In humans, cortisol is the principal glucocorticoid and is the primary regulator of resting activity of the HPA axis by its negative feedback effects on ACTH and CRH. It is secreted from the adrenal cortex into the blood circulation as a free hormone, where it binds to the plasma protein, corticoid-binding globulin (CBG). Under basal conditions, about 5% of total cortisol is in the free, unbound form and it is this amount that can pass across the blood-brain barrier and is measurable in saliva (Herbert et al., 1982, Goodyer et al., 1996). Thus, the unbound portion of cortisol represents the amount that is biologically active. Free and bound proportions are in dynamic equilibrium, but when cortisol levels are high, CBG capacity becomes limited and the free fraction that can enter the brain will increase dramatically (Herbert et al., 1982). In addition to stress-related increases, cortisol levels may be affected by factors such as: gender (Kirschbaum et al., 1999, Wolf et al., 2001, Netherton et al., 2004); estradiol treatment, use of oral contraceptives and menstrual cycle phase (Kirschbaum et al., 1995, Kirschbaum et al., 1996, Kirschbaum et al., 1999); pubertal status (Angold et al., 1998, Angold et al., 1999); exercise (Kanaley et al., 2001); cigarette smoking (Kirschbaum et al., 1992, Kirschbaum et al., 1993b), and time of day (Weitzman et al., 1971, Kanaley et al., 2001).
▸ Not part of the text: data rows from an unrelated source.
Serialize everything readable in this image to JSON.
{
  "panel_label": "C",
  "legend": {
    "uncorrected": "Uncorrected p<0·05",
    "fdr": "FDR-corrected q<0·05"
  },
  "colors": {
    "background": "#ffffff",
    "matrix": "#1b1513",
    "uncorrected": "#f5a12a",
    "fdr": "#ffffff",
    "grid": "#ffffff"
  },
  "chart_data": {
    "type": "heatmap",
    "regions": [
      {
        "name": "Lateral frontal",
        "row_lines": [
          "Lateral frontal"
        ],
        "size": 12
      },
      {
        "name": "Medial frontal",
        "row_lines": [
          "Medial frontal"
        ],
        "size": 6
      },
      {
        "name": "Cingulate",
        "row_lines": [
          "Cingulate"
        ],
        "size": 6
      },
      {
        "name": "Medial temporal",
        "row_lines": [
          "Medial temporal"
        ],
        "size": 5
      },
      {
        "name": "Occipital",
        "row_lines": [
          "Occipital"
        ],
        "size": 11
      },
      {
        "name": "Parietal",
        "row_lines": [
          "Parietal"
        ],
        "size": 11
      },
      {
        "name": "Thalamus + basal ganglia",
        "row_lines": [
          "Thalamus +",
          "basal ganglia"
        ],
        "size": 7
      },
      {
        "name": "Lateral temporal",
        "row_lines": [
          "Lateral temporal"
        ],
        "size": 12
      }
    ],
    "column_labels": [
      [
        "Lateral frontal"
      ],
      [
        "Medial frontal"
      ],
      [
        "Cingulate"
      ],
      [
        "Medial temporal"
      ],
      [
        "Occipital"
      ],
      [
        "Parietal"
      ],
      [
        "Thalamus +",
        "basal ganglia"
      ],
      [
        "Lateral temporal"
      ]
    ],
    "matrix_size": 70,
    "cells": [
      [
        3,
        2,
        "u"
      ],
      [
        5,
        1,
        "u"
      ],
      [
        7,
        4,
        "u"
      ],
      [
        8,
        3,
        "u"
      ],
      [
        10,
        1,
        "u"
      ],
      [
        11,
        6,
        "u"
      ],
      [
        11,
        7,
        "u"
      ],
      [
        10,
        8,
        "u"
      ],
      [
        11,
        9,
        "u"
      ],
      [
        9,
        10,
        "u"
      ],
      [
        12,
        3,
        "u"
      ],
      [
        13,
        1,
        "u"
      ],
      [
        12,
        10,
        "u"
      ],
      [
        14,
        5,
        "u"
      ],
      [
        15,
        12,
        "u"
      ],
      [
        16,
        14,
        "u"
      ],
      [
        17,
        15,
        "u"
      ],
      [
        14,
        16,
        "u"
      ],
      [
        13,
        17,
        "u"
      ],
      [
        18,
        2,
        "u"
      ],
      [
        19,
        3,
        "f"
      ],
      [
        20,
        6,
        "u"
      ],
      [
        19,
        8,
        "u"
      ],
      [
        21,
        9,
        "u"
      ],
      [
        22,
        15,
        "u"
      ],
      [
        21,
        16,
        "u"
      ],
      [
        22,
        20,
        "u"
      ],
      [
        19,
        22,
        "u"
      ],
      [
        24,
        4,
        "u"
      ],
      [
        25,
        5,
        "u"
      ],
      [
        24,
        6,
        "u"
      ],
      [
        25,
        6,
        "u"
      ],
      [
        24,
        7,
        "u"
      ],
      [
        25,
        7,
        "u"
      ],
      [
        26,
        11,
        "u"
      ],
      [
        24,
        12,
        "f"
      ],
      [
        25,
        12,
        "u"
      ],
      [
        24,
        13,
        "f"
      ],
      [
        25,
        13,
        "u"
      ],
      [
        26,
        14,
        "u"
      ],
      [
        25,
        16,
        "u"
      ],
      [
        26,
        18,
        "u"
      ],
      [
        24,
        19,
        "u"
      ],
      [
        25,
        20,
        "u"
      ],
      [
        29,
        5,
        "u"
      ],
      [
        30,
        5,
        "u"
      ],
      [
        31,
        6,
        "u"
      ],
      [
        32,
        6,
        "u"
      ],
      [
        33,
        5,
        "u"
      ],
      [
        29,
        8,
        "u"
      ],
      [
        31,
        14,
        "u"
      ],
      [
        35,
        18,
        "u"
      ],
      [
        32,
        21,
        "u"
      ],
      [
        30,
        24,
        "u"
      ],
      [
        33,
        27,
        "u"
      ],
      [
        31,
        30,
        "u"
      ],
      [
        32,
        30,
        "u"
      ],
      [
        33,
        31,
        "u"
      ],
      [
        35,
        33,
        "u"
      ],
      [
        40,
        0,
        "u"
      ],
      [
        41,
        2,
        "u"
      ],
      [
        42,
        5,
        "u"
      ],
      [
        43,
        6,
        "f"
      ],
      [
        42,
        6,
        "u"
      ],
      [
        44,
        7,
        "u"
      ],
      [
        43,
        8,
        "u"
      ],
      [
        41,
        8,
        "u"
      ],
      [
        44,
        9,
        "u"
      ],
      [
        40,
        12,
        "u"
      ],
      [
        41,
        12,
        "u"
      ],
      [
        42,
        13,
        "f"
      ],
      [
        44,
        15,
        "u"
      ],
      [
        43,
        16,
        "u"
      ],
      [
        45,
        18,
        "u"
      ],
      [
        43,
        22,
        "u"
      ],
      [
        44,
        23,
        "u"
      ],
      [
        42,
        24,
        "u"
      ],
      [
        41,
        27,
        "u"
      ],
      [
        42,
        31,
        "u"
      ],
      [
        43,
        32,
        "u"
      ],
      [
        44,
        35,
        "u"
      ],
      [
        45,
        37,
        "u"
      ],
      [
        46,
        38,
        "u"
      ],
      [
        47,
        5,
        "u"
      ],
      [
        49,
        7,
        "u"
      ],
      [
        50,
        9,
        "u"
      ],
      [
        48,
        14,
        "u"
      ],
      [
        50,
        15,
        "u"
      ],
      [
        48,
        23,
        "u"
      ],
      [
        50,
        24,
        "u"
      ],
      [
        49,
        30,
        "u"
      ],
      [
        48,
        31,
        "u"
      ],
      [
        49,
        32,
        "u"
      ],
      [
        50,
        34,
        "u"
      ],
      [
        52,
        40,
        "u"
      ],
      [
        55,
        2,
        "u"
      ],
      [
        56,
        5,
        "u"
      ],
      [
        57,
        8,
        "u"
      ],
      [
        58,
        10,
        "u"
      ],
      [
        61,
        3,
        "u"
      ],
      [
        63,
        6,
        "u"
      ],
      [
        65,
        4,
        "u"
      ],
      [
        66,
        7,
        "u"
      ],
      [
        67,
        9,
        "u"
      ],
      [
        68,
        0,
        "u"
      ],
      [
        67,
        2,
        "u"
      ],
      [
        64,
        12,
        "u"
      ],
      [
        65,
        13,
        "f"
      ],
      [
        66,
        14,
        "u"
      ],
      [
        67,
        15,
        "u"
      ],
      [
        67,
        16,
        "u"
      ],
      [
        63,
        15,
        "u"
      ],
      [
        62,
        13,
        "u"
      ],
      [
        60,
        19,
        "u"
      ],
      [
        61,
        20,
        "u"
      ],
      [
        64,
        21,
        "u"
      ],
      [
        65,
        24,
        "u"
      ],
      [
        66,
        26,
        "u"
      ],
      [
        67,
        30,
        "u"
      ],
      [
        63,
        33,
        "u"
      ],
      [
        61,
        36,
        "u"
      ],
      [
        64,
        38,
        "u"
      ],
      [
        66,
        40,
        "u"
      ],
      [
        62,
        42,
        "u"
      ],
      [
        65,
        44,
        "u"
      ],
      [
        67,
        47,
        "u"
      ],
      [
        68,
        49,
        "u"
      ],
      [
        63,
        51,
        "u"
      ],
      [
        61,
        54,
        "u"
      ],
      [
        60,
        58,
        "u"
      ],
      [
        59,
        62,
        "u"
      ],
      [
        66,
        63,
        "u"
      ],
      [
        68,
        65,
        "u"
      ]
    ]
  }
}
Although glucocorticoids are adaptive in the short-term, they can also be detrimental. A disrupted circadian rhythm of cortisol has been frequently reported in depressed patients (Sachar et al., 1973, Posener et al., 2000). High levels of corticoids can induce atrophy in cells in the hippocampus (Sapolsky, 1996, Lupien et al., 1998), an area of the brain, which has a high density of glucocorticoid receptors and is particularly important for (episodic) memory and learning. Studies suggest that glutamate release is increased by elevated glucocorticoid levels, which may increase neurotoxicity to hippocampal cells (McEwen, 2000, Venero and Borrell, 1999). It has been reported that hippocampal volume and performance on a delayed memory test decrease in aging subjects with elevated cortisol levels (Lupien et al., 1998). Increased cortisol levels are therefore associated with decreased hippocampal volume and may endanger the function integrity of the brain, thereby contributing to cognitive dysfunction. A dysregulation of normal glucocorticoid secretion can be harmful and examination of the associated psychopathophysiology is warranted.

This paper explores the role of HPA axis dysregulation in the link between child maltreatment and MDD and PTSD among women. Females are discussed exclusively because they are at greater risk than males for the development of MDD and PTSD.